A I got older I watched as my mom continued volunteer like a mad women. She taught writing classes at the college, assisted with refugee relief, working with the prayer chain at church, sunday school duties, working with an interfaith paper called the Fig Tree. Somehow she still was able to maintain a house with kids, a husband, 2 dogs and cats and other pets within the house.

This sat engrained in my mind and I knew that volunteering was in the cards for me. I tried to find my niche via several ways in church and work activities. My first time I realized how much I loved to volunteer was after I had come out and I was part of a commitee that provided a yearly retreat for people in 12 step recovery program. I was considered the "normie" by the poeple who came to the retreat since I was not in a recovery program.

One of my favorite moments was getting to merge my mom's world with mine. She was heavy into facilitatimg writing seminars teaching "Healing Through Writing". She ended up facilitating one our groups and it was an amazing experience to see my mom as more than just my mom but a healer that was using her skills for the betterment of the soul. That moment just moved me so much to have that experience to share with my mom.

This didnt stop my desire to want to volunteer more, in actuality it jumpstarted a sleeping creature. The years have brought many chances to volunteer. Once moving to Seattle I found the need for volunteering is so great. I decided that I wanted to do something that would be a bit more meaningful than just sending mailing lists or anything like that. I decided to volunteer at Lambert House . Lambert House is a center for gay. lesbian, bisexual, transgender and question youth. A safe house that provides support and great activities the youth.

The first day I went to the volunteer coordinating class I met Dawn Morgan. We quickly became close freinds and shared the common need to educate and volunteer. I feel this was such an immense time of growth for me. I learned more than I could even blog here in one entry. After many changes in administration and funding cuts I wasnt able to keep up my fair share of the needs that need to met and I stepped back. I still helped where i could with minor volunteer roles within the community until a bit over a year ago.

I had been in a group at Dunshee House that supported newer diagnosed HIV+ poeple. I felt it was my time to step up to the plate and and become more apart of Dunshee house and it eventually opened up into my role as facilitator for said group. It led me to volunteering with POS Seattle as well as AIDSWALK with work and so many great opportunities. I have loved it so very much and love the ability to be a mentor and bring my experience to people who are scared and a bit lost knowing that I was there just a few short years ago. The experience has been exhaustingly rewarding.

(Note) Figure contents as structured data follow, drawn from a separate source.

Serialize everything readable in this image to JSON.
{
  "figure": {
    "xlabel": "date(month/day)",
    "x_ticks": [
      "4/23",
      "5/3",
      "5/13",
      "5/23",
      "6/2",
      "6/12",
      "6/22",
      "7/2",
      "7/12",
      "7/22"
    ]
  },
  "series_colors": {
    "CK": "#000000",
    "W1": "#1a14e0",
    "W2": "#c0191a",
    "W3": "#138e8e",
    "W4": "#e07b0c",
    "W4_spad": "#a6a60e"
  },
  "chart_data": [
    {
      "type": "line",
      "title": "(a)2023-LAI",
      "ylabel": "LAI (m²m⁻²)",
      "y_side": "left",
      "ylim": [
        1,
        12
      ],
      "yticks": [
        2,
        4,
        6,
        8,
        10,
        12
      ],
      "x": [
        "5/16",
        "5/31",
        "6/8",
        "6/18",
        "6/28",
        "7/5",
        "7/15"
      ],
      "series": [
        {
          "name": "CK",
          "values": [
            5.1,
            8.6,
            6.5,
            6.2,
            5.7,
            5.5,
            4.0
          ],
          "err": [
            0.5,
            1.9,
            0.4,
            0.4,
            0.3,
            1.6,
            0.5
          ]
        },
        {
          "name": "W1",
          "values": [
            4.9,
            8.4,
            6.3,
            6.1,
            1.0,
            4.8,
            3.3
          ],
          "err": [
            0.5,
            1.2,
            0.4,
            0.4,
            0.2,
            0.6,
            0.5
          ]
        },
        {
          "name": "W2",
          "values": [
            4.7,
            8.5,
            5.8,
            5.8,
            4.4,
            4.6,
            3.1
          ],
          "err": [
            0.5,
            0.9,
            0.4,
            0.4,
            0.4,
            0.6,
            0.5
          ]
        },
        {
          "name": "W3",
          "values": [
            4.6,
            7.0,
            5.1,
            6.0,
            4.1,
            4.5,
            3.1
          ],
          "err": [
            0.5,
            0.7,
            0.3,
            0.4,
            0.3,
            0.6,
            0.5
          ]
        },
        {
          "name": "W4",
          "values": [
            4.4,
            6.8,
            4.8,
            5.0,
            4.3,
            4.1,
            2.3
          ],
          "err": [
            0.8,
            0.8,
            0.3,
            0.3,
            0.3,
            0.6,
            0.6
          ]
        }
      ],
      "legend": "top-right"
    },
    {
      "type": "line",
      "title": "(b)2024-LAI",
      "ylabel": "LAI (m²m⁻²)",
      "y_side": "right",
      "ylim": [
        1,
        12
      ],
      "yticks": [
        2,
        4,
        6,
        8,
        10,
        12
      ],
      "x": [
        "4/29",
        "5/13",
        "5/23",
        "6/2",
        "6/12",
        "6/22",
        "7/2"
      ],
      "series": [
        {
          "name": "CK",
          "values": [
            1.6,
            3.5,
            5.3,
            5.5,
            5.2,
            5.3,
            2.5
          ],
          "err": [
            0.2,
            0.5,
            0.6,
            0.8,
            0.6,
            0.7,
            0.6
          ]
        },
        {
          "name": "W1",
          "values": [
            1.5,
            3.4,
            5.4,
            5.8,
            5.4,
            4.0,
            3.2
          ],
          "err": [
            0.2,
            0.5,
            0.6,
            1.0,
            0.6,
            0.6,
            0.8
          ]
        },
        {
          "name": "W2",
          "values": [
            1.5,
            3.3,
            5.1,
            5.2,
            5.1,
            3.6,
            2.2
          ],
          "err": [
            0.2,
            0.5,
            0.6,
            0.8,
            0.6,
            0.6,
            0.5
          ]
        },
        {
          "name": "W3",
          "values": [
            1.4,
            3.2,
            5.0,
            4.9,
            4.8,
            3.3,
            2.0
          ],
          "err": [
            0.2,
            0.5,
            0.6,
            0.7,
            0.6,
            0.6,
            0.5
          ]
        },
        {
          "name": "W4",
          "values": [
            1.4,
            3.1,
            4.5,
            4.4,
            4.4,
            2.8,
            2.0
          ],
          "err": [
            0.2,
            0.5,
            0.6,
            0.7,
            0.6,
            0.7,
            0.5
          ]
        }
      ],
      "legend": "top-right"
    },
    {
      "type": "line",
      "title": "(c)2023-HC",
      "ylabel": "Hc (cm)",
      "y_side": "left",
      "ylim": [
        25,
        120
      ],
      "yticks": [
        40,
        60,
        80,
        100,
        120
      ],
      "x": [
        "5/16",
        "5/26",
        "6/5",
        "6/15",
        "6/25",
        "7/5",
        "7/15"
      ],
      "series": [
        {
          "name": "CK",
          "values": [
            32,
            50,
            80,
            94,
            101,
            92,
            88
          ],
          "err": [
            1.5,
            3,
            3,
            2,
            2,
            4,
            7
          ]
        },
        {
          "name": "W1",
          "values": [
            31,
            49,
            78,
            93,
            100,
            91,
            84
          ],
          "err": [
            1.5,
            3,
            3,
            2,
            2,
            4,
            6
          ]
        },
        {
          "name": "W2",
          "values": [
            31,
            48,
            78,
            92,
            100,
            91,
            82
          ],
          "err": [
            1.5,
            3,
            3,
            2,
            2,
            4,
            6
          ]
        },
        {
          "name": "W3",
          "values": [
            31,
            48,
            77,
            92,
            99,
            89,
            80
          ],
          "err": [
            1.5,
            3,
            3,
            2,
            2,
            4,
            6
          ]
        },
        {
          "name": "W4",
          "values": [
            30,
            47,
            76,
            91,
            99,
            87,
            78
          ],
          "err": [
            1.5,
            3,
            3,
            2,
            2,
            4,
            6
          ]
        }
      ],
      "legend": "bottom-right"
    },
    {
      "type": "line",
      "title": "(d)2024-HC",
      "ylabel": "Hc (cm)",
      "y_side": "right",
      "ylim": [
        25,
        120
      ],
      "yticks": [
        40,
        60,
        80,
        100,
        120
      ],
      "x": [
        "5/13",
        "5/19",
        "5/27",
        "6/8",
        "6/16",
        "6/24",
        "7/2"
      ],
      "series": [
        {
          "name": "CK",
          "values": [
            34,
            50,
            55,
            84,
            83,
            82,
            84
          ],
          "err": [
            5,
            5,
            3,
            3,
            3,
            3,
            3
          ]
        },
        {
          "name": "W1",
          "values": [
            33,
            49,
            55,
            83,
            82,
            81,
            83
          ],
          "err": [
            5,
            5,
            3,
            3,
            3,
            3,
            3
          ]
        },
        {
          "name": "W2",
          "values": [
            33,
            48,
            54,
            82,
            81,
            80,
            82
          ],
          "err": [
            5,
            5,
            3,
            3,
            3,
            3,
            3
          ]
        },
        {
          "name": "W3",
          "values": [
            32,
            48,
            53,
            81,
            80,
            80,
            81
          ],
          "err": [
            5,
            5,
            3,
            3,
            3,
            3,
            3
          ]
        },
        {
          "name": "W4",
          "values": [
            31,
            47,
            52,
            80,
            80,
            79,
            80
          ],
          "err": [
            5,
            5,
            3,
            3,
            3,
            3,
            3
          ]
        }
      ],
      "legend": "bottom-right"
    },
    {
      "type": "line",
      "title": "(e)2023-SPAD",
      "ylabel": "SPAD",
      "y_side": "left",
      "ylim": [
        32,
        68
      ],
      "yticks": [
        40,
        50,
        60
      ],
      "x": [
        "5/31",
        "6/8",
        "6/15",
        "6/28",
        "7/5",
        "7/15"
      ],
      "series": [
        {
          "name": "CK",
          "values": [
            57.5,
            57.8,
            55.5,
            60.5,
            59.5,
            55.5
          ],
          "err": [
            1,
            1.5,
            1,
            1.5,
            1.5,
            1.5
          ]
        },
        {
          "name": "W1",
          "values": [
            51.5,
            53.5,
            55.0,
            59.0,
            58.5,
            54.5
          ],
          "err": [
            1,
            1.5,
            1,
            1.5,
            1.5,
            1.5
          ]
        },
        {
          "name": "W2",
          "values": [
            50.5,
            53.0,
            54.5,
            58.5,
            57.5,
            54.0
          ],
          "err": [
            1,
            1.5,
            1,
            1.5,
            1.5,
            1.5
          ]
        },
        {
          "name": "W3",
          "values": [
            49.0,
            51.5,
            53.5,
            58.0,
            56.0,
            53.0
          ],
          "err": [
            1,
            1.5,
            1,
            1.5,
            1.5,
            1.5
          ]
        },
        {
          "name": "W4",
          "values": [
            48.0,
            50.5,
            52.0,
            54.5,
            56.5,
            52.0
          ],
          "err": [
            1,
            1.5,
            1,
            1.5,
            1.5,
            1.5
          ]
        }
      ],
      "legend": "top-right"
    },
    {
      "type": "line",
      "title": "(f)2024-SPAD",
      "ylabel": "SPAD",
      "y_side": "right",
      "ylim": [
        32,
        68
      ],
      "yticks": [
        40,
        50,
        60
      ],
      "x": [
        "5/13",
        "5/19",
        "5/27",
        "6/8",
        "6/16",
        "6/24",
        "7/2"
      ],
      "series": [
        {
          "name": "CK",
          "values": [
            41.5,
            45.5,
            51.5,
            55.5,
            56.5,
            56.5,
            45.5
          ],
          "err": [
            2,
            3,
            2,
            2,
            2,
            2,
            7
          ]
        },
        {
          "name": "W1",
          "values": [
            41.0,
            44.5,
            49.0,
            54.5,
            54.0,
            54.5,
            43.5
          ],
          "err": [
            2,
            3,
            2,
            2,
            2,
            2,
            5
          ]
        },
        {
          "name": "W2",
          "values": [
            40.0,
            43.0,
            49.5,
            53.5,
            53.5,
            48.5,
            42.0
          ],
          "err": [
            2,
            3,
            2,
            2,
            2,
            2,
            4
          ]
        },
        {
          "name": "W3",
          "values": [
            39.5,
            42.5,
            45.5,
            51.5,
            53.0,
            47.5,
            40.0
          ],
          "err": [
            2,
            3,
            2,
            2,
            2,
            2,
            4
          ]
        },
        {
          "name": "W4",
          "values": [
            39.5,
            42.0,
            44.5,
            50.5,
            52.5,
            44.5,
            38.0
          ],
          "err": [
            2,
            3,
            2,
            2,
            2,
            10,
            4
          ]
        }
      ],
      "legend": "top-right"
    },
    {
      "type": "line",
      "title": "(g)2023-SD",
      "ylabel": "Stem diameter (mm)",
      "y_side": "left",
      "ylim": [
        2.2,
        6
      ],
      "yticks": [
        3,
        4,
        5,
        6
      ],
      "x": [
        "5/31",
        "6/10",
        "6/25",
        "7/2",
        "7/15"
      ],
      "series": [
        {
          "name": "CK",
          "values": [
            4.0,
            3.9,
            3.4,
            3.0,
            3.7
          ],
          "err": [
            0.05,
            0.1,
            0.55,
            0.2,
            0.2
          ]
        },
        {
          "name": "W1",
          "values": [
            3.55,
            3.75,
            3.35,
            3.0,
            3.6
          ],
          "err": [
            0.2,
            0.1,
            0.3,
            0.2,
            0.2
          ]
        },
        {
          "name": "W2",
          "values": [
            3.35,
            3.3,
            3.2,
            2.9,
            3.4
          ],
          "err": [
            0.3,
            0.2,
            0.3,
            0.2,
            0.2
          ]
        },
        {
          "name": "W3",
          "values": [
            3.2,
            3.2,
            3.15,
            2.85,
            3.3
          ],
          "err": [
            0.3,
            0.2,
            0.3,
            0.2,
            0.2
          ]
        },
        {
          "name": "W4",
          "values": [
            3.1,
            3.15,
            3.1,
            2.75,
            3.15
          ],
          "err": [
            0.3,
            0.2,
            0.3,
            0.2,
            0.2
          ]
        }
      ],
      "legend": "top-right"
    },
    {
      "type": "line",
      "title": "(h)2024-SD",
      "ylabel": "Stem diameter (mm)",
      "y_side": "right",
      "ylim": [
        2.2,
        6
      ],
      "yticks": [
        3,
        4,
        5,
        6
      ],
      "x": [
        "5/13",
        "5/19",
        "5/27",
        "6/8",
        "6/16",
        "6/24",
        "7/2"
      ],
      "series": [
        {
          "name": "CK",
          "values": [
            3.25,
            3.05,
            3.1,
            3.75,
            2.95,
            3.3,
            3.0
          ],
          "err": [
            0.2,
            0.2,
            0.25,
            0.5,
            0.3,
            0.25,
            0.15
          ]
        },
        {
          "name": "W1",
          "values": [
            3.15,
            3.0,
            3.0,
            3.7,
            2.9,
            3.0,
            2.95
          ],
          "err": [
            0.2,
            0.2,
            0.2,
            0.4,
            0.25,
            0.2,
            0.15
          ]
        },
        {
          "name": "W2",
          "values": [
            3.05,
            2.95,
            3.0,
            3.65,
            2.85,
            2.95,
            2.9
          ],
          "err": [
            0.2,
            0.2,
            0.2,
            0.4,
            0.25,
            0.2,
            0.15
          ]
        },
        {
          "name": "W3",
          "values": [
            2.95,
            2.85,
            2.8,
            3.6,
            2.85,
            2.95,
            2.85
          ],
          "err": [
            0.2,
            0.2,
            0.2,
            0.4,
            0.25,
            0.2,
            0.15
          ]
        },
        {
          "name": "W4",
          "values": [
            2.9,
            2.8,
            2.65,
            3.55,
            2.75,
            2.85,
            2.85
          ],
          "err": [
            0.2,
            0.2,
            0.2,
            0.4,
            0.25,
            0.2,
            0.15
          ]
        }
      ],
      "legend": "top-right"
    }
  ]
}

A few weeks ago I had to take a hard look in myself and realize that I am stretched to my limit. I have spoken with my mom about how she feels that it was time to step back on some of her own volunteering. Once again my path with her has crossed and I have realized that it is time to step back and live some life for a while. As of August 7th my duties with Dunshee house will be done and I will take a much needed sigh of relief.

I know that my Service Work is far from done in this lifetime. It is just a time to keep working on making my life and journey at this stage an experience that I can LIVE and not rush through. It is time to work more on my goals and my dreams and let other poeple take over the duties that I have occupied so very long. Passing the torch feels so good and healthy.

I am glad to have this time to write and work on some music ideas. I will focus on quality of life and I know its the best decision much like the path my mom has chosen as well.